Accomplishments that we're proud of

The session memory deduplication works exactly as intended. When Nova establishes a multi-country weakness on the first anomaly, subsequent investigations skip the source-family query entirely without being explicitly told to. That behavior emerges from the injected context, not from hard-coded logic. It is the system reasoning, not just executing.

The bounded tool design also holds up under the adversarial test cases in the synthetic dataset. Nova does not hallucinate a root cause when the evidence is ambiguous it reports what the data shows and stops there.

What we learned

Nova Pro V1 surprised us. Given that it is not the latest model in the family, we expected to hit reasoning limits on the more ambiguous investigation paths. It handled them cleanly. The native integration with the AWS infrastructure also made the development experience genuinely smooth in a way that working across platforms does not.

The bigger lesson was conceptual.
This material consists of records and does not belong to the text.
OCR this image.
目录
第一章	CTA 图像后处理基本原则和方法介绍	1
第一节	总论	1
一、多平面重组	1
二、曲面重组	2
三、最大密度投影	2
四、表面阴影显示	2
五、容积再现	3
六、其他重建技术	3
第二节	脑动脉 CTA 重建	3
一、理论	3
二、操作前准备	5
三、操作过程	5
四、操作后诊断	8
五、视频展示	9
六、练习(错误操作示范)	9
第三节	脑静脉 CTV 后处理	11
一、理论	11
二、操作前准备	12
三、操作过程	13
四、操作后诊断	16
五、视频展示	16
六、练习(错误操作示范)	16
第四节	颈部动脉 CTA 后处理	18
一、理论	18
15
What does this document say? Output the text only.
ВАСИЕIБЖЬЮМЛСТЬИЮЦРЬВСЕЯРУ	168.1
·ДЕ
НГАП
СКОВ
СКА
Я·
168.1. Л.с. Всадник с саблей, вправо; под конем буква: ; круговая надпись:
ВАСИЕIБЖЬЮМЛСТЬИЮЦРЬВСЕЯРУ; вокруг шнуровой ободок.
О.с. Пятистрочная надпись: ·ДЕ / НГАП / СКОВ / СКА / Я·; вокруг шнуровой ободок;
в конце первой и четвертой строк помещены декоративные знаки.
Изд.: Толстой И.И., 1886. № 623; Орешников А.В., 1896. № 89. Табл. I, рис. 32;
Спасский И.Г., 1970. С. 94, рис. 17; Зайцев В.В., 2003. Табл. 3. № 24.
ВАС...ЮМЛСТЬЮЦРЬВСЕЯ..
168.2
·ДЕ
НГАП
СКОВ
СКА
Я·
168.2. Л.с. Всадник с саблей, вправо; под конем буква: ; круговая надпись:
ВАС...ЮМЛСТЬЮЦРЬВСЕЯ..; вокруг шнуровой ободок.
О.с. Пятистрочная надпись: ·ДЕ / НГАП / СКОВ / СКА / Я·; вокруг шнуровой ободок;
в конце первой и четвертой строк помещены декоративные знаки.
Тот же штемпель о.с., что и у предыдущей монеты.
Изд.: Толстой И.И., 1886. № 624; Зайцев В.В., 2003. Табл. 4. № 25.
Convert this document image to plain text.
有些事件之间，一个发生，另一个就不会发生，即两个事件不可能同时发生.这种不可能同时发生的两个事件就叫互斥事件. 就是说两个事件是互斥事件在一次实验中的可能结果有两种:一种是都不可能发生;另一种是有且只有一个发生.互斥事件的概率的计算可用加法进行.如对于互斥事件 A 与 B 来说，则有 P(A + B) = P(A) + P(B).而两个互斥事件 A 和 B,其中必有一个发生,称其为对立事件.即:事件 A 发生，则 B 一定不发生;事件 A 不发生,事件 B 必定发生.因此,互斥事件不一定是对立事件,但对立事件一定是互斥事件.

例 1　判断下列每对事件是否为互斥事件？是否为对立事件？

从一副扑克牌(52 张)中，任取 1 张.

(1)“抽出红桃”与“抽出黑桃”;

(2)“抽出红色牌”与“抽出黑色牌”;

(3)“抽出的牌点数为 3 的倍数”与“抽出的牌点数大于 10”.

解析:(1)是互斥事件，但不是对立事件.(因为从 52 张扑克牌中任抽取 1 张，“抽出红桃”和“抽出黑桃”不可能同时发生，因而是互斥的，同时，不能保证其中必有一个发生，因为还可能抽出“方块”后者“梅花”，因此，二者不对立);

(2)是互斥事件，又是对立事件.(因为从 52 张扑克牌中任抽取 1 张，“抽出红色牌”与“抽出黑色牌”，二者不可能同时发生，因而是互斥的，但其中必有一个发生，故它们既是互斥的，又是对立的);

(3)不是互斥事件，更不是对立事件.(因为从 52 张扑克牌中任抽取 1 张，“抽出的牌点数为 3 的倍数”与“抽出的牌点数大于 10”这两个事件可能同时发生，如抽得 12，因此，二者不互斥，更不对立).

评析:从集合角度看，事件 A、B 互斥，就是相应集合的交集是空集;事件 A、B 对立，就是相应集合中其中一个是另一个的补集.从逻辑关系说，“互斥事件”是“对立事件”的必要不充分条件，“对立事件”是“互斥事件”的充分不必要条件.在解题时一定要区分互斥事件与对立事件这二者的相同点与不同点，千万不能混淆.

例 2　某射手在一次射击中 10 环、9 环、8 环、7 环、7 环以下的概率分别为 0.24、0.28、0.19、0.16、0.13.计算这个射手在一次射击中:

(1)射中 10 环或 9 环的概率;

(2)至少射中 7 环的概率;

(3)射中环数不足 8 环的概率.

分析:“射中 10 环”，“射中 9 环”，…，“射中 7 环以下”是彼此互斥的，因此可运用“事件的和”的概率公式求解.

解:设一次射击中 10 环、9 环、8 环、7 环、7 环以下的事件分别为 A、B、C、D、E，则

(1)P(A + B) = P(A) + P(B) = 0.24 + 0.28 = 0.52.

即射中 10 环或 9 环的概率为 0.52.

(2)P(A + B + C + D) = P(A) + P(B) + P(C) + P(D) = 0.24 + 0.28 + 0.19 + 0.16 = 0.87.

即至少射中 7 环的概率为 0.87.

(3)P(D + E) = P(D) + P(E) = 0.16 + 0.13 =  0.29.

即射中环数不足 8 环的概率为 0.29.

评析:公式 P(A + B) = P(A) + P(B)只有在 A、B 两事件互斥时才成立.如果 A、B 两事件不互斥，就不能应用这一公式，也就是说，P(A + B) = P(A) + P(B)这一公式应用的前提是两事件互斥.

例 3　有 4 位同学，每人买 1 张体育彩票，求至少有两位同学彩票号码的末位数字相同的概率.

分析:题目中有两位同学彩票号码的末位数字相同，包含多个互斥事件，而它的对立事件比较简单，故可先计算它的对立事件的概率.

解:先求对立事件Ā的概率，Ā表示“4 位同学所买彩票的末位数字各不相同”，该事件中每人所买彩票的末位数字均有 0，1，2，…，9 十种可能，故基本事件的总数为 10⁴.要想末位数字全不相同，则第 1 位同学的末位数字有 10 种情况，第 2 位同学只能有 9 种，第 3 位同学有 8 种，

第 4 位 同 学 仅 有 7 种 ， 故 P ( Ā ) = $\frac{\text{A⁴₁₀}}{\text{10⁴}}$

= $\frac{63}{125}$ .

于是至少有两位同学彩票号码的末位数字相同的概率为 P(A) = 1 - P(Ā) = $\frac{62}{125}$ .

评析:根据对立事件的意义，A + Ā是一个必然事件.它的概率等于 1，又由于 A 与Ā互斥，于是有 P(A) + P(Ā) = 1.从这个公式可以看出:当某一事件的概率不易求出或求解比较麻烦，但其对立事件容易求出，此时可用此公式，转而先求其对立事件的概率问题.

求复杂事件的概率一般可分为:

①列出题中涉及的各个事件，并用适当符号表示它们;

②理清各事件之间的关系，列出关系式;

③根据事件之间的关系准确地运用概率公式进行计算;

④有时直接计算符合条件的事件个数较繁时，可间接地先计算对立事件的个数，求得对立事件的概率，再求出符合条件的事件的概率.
The most productive thing you can do with a capable model is not give it everything it is define the boundaries carefully and let it work inside them. Bounded tooling is not a limitation. It is what makes the system trustworthy, cost-efficient, and auditable. The intelligence shows up most clearly when the space it operates in is well-defined.

What's next for Autonomous CRM Incident Investigator

The current system is scoped to lead source volume drops. The same architecture generalizes to any class of CRM data incident where the hypothesis space can be defined in advance: conversion rate anomalies, duplicate record spikes, field-level data quality failures. The next step is abstracting the tool registration layer so new investigation types can be added without touching the core agent logic.

A real-time trigger integration with an alerting system would close the loop moving from a tool you run manually to one that fires automatically when the detector flags an anomaly.